Companies to Use Supply Chain to Drive Growth and Control Costs

June 19, 2008
Looking to supply chains to improve customer satisfaction

Nearly three-quarters of the 265 manufacturing executives surveyed in Archstone Consulting's Manufacturing Executive Agenda for 2008 felt that the current market pressures, including sharply rising commodity prices, a sluggish economy, and foreign competition, may be triggering significant transformational changes within manufacturing organizations.

"Over 80% of manufacturers have responded to the current economic climate by devising aggressive agendas to boost sales and cut costs," commented Todd Lavieri, CEO of Archstone Consulting.

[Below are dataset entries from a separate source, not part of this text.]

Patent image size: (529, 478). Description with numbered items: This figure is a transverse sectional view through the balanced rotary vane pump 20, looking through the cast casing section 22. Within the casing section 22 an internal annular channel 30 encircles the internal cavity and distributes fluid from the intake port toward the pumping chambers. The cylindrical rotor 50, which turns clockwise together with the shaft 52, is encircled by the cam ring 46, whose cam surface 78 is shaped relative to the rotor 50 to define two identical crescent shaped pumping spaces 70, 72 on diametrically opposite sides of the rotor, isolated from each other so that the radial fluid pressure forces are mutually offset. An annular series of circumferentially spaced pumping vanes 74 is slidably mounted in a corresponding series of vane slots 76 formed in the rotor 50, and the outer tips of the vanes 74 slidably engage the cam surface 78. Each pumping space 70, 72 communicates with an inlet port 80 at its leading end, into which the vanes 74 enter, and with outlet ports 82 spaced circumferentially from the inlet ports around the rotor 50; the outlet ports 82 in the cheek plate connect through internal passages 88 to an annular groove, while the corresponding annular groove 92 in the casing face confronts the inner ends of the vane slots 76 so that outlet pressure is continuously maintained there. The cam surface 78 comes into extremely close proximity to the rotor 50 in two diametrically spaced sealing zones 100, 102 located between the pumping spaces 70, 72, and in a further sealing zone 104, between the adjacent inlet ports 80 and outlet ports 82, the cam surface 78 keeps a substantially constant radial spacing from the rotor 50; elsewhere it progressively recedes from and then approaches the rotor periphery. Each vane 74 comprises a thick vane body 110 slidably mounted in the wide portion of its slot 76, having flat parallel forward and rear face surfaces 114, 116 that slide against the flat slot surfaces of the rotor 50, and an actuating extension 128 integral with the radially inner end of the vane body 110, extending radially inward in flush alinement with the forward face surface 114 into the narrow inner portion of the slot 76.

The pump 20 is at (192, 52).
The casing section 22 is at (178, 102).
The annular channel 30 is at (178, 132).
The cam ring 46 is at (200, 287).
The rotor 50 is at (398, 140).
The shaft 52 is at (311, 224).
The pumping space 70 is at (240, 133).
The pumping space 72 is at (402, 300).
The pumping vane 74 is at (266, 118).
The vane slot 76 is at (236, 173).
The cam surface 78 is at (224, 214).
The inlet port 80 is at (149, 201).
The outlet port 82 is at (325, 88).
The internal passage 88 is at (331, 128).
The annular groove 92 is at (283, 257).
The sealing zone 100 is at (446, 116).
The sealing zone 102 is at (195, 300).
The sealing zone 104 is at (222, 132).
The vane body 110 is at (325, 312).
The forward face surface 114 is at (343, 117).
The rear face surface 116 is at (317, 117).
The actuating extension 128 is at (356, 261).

"An interesting pattern emerged, in that manufacturers across the board have high expectations for their supply chains to both boost revenues and reduce costs," explained John Ferreira, industrial manufacturing practice leader at Archstone Consulting. "In the past manufacturers simply used their supply chains as a means to control costs by improving efficiencies. Now, they are using their supply chains as a mechanism to boost revenue and improve customer satisfaction through capabilities like better management of highly customized products, quicker delivery times, and more integrated services."

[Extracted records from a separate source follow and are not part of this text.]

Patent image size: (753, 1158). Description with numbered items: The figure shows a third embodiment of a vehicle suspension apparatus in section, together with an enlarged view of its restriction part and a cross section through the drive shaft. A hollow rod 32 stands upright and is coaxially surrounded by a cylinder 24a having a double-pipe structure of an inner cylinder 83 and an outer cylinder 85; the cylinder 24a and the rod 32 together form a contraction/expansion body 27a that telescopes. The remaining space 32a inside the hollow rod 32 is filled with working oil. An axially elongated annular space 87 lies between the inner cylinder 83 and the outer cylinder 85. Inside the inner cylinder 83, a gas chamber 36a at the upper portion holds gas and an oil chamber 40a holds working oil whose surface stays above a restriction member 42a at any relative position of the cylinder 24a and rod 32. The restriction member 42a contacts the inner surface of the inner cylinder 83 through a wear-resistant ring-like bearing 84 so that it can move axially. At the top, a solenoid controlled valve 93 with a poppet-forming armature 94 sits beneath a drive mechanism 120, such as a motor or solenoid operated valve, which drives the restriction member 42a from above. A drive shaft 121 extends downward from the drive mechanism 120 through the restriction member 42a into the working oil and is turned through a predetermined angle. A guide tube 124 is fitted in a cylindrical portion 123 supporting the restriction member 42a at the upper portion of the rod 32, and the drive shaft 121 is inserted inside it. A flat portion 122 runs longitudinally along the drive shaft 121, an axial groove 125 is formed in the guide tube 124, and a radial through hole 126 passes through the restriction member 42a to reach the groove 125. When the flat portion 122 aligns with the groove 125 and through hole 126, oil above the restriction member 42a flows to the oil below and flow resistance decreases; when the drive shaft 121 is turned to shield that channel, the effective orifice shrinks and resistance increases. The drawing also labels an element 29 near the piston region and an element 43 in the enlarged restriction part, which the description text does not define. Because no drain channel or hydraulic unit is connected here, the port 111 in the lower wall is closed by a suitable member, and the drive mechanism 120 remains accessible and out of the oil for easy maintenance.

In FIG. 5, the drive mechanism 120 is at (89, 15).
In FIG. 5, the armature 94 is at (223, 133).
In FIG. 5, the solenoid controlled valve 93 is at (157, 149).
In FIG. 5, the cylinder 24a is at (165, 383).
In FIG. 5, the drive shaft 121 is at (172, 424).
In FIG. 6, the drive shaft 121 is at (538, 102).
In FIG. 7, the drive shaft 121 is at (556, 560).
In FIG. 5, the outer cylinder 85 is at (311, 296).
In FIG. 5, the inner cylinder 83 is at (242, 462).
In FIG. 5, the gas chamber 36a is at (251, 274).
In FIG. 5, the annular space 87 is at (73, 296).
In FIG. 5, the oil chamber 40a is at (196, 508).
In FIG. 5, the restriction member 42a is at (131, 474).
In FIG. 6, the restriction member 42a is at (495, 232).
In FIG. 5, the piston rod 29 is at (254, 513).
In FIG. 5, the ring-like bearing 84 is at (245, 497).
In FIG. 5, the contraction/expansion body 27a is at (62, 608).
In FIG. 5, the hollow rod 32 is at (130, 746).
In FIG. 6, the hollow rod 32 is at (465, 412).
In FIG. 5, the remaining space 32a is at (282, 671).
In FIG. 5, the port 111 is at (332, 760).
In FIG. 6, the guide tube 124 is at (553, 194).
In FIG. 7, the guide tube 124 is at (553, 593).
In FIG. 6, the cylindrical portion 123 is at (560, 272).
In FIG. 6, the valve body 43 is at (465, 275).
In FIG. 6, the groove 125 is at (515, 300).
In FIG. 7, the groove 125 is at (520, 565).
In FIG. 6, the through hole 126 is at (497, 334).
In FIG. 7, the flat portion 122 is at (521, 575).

The four executive agenda items shared by manufacturers in all industries include:

  • Increasing revenue growth by leveraging supply chain capabilities to add value to products and services.
  • Reducing costs with supply chain efficiency improvements.
  • Improving product innovation.
  • Controlling direct material costs.

Archstone also identified several major industry trends in its Manufacturing Executives Agenda for 2008 surveys, including:

•Aerospace & Defense: Nearly 70% plan to simultaneously increase revenues and reduce costs by 3% or more.
•Consumer Packaged Goods: Nearly 90% anticipate cost reductions of 3% or greater. CPG executives cited managing direct material and commodity costs as the most important to achieving cost targets.
•Electrical & Electronic Equipment: Over 90% consider the sluggish economy to be a major constraint, and less than half expect revenue growth of 3% or more.
•Pharmaceuticals: Nearly 70% expect to reduce costs by 3% or higher, and 72% anticipate revenue growth of 3% or more.